A laugh that to me means "We can do this." and "you're doing the best you can mummy, and I am grateful". I am beaming with pride at her acceptance of the many challenges she has thrown her way and her strength to recover each time.

Phil and I had gone away for two nights whilst she was in respite.

I was tentative about it as I knew she wasn't 100% before we left. I woke up the second day to a missed call at 02:30am. Immediately racked with panic and guilt (guilt I had slept through the call) I called them to find that she had encountered another unstable night.

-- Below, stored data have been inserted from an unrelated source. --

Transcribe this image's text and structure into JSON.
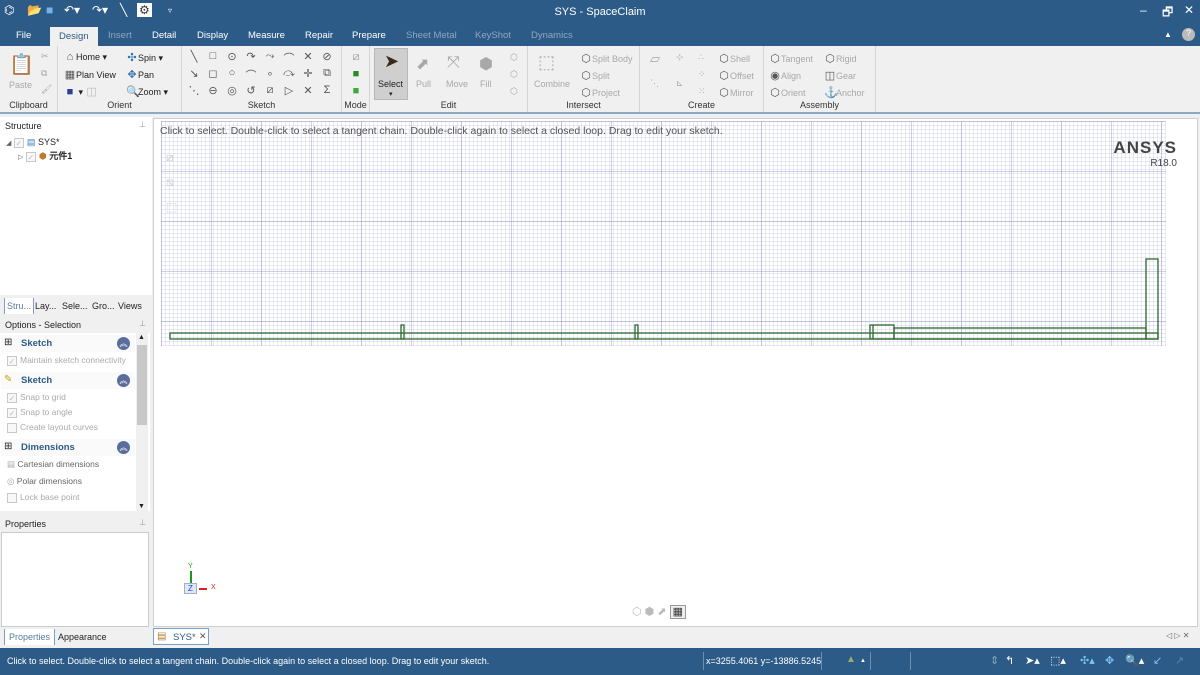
{
  "window": {
    "title": "SYS - SpaceClaim",
    "controls": [
      "–",
      "🗗",
      "✕"
    ]
  },
  "quick_access": {
    "icons": [
      "app-icon",
      "open-icon",
      "save-icon",
      "undo-icon",
      "redo-icon",
      "tool-icon",
      "settings-icon"
    ]
  },
  "menu_tabs": [
    {
      "label": "File",
      "state": "normal"
    },
    {
      "label": "Design",
      "state": "active"
    },
    {
      "label": "Insert",
      "state": "disabled"
    },
    {
      "label": "Detail",
      "state": "normal"
    },
    {
      "label": "Display",
      "state": "normal"
    },
    {
      "label": "Measure",
      "state": "normal"
    },
    {
      "label": "Repair",
      "state": "normal"
    },
    {
      "label": "Prepare",
      "state": "normal"
    },
    {
      "label": "Sheet Metal",
      "state": "disabled"
    },
    {
      "label": "KeyShot",
      "state": "disabled"
    },
    {
      "label": "Dynamics",
      "state": "disabled"
    }
  ],
  "ribbon": {
    "clipboard": {
      "label": "Clipboard",
      "paste": "Paste"
    },
    "orient": {
      "label": "Orient",
      "home": "Home",
      "plan_view": "Plan View",
      "spin": "Spin",
      "pan": "Pan",
      "zoom": "Zoom"
    },
    "sketch": {
      "label": "Sketch",
      "tools": [
        "╲",
        "□",
        "⊙",
        "↷",
        "⤳",
        "⌒",
        "✕",
        "⊘",
        "↘",
        "◻",
        "○",
        "⌒",
        "∘",
        "⤼",
        "✛",
        "⧉",
        "⋱",
        "⊖",
        "◎",
        "↺",
        "⧄",
        "▷",
        "✕",
        "Σ"
      ]
    },
    "mode": {
      "label": "Mode"
    },
    "edit": {
      "label": "Edit",
      "select": "Select",
      "pull": "Pull",
      "move": "Move",
      "fill": "Fill"
    },
    "intersect": {
      "label": "Intersect",
      "combine": "Combine",
      "split_body": "Split Body",
      "split": "Split",
      "project": "Project"
    },
    "create": {
      "label": "Create",
      "shell": "Shell",
      "offset": "Offset",
      "mirror": "Mirror"
    },
    "assembly": {
      "label": "Assembly",
      "tangent": "Tangent",
      "align": "Align",
      "orient": "Orient",
      "rigid": "Rigid",
      "gear": "Gear",
      "anchor": "Anchor"
    }
  },
  "structure": {
    "title": "Structure",
    "root": "SYS*",
    "child": "元件1",
    "tabs": [
      "Stru...",
      "Lay...",
      "Sele...",
      "Gro...",
      "Views"
    ]
  },
  "options": {
    "title": "Options - Selection",
    "sections": [
      {
        "title": "Sketch",
        "items": [
          {
            "label": "Maintain sketch connectivity",
            "checked": true
          }
        ]
      },
      {
        "title": "Sketch",
        "items": [
          {
            "label": "Snap to grid",
            "checked": true
          },
          {
            "label": "Snap to angle",
            "checked": true
          },
          {
            "label": "Create layout curves",
            "checked": false
          }
        ]
      },
      {
        "title": "Dimensions",
        "items": [
          {
            "label": "Cartesian dimensions"
          },
          {
            "label": "Polar dimensions"
          },
          {
            "label": "Lock base point",
            "checked": false
          }
        ]
      }
    ]
  },
  "properties": {
    "title": "Properties",
    "tabs": [
      "Properties",
      "Appearance"
    ]
  },
  "viewport": {
    "hint": "Click to select. Double-click to select a tangent chain. Double-click again to select a closed loop. Drag to edit your sketch.",
    "logo": "ANSYS",
    "version": "R18.0",
    "axes": {
      "x": "X",
      "y": "Y",
      "z": "Z"
    },
    "sketch_color": "#2f6b2f"
  },
  "document_tab": {
    "label": "SYS*"
  },
  "status": {
    "message": "Click to select. Double-click to select a tangent chain. Double-click again to select a closed loop. Drag to edit your sketch.",
    "coords": "x=3255.4061  y=-13886.5245"
  }
}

We went left the hotel immediately and rushed home. I am glad now that we stayed so local... people laughed when I said our "holiday" was in Manchester, but this proves exactly why!

The return to reality felt like a cold, hard slap to the face... the out of hours doctors, the Sunday scramble to the pharmacy, the influx of stained clothing and bedding and so on. That first night home I felt grief stricken by it all, but I find I am in a place now where I am just so glad, she is getting better.

Her health this year has been so erratic.

She managed to go 4 years seizure free... and this year she got an epilepsy diagnosis. On top of this she has become ill more frequently than usual - I attribute this to her starting school full time and therefore being exposed to more bugs.

I think the sooner I learn to accept that actually her starting school may not mean I can look for a job... and that I need to be on call for any emergencies, the better.

I have never been one to enjoy surprises, I like a plan and I like to know what's happening.

So, all of this has been a huge learning curve for me. I wonder sometimes how everyone else deals with these issues. I wonder if sometimes I dwell too much, or that maybe I should have more energy reserves than I have.

I wonder if it will get easier one day or if this is just how it will be. I wonder if one day a medicine will be invented that dissolves all mucous and renders us totally clear and able to breathe.

I spend a lot of time awake at night listening for her scary night sounds (coughing, spluttering, rattling), trying to distinguish between her needing help... and our loud snoring dog!